Salesforceは、顧客を標的とした新たなデータ窃取攻撃を調査する中で、Gainsightが提供するアプリケーションに紐づくリフレッシュトークンを失効させたと発表しました。
同クラウドベースソフトウェア企業は、この問題は自社の顧客関係管理(CRM)プラットフォームの脆弱性に起因するものではないとし、すべての証拠から、悪意ある活動はアプリのSalesforceへの外部接続に関連していると見られると述べました。
「Salesforceは、顧客によって直接インストールおよび管理されている、Salesforceに接続されたGainsight提供アプリケーションに関する異常な活動を確認しました。我々の調査によると、この活動により、アプリの接続を通じて一部顧客のSalesforceデータへの不正アクセスが可能になった可能性があります」と、Salesforceは木曜朝のアドバイザリで述べています。

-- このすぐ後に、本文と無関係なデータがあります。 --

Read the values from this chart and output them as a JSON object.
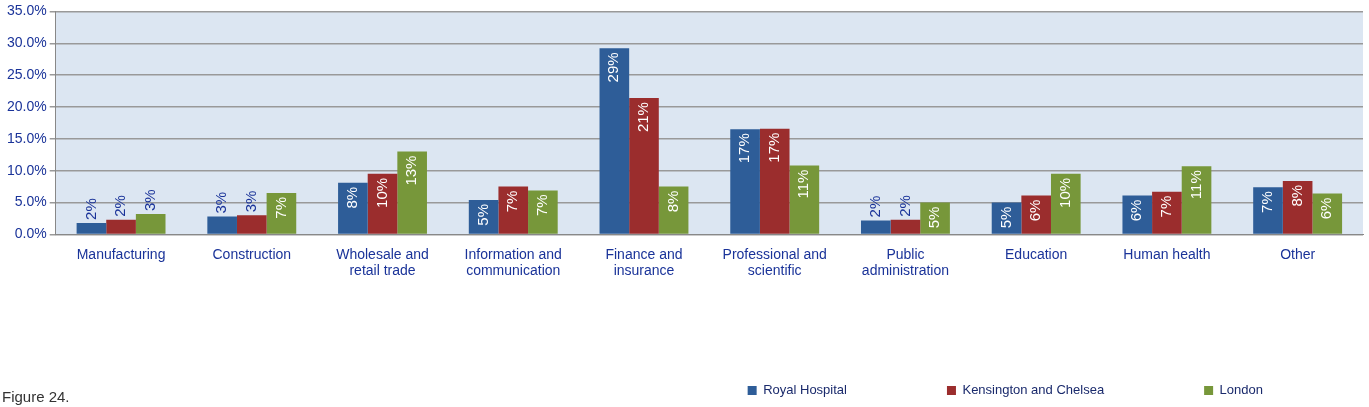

「この活動を検知した時点で、Salesforceは、Salesforceに接続されたGainsight提供アプリケーションに関連するすべての有効なアクセスおよびリフレッシュトークンを失効させるとともに、調査が継続している間、これらのアプリケーションを一時的にAppExchangeから削除しました。」
Salesforceは、このインシデントの影響を受けたすべての顧客に通知しており、さらなる支援が必要な場合はSalesforce Helpチームに連絡するよう助言しています。
同社はこれらの攻撃に関する詳細をまだ明らかにしていませんが、このインシデントは2025年8月のSalesloft侵害に類似しています。当時、「Scattered Lapsus$ Hunters」として知られる恐喝グループは、SalesloftのDrift AIチャットのSalesforce連携に対して盗まれたOAuthトークンを悪用し、顧客のSalesforceインスタンスからパスワード、AWSアクセスキー、Snowflakeトークンなどの機密情報を窃取しました。
ShinyHunters恐喝グループは当時BleepingComputerに対し、Salesloftのデータ窃取攻撃は約760社に影響し、15億件のSalesforceレコードが盗まれたと主張しました。
Salesloft攻撃で影響を受けたことが判明している企業には、Google、Cloudflare、Rubrik、Elastic、Proofpoint、JFrog、Zscaler、Tenable、Palo Alto Networks、CyberArk、BeyondTrust、Nutanix、Qualys、Cato Networks、その他多数が含まれます。
本日、BleepingComputerとのやり取りの中で、ShinyHuntersは、Salesloft Drift侵害で盗まれたシークレットを通じてGainsightを侵害した結果、さらに285のSalesforceインスタンスへアクセスしたと主張しました。
Gainsightは、Salesloft Driftに紐づく盗まれたOAuthトークンを通じて侵害を受けたことを以前に認めており、攻撃者は氏名、ビジネス用メールアドレス、電話番号、地域/所在地の詳細、ライセンス情報、サポートケースの内容などのビジネス連絡先情報にアクセスしたと述べています。
BleepingComputerは、Gainsightアプリケーションに関連する今回のデータ窃取攻撃について質問を送っていますが、現時点で回答は得られていません。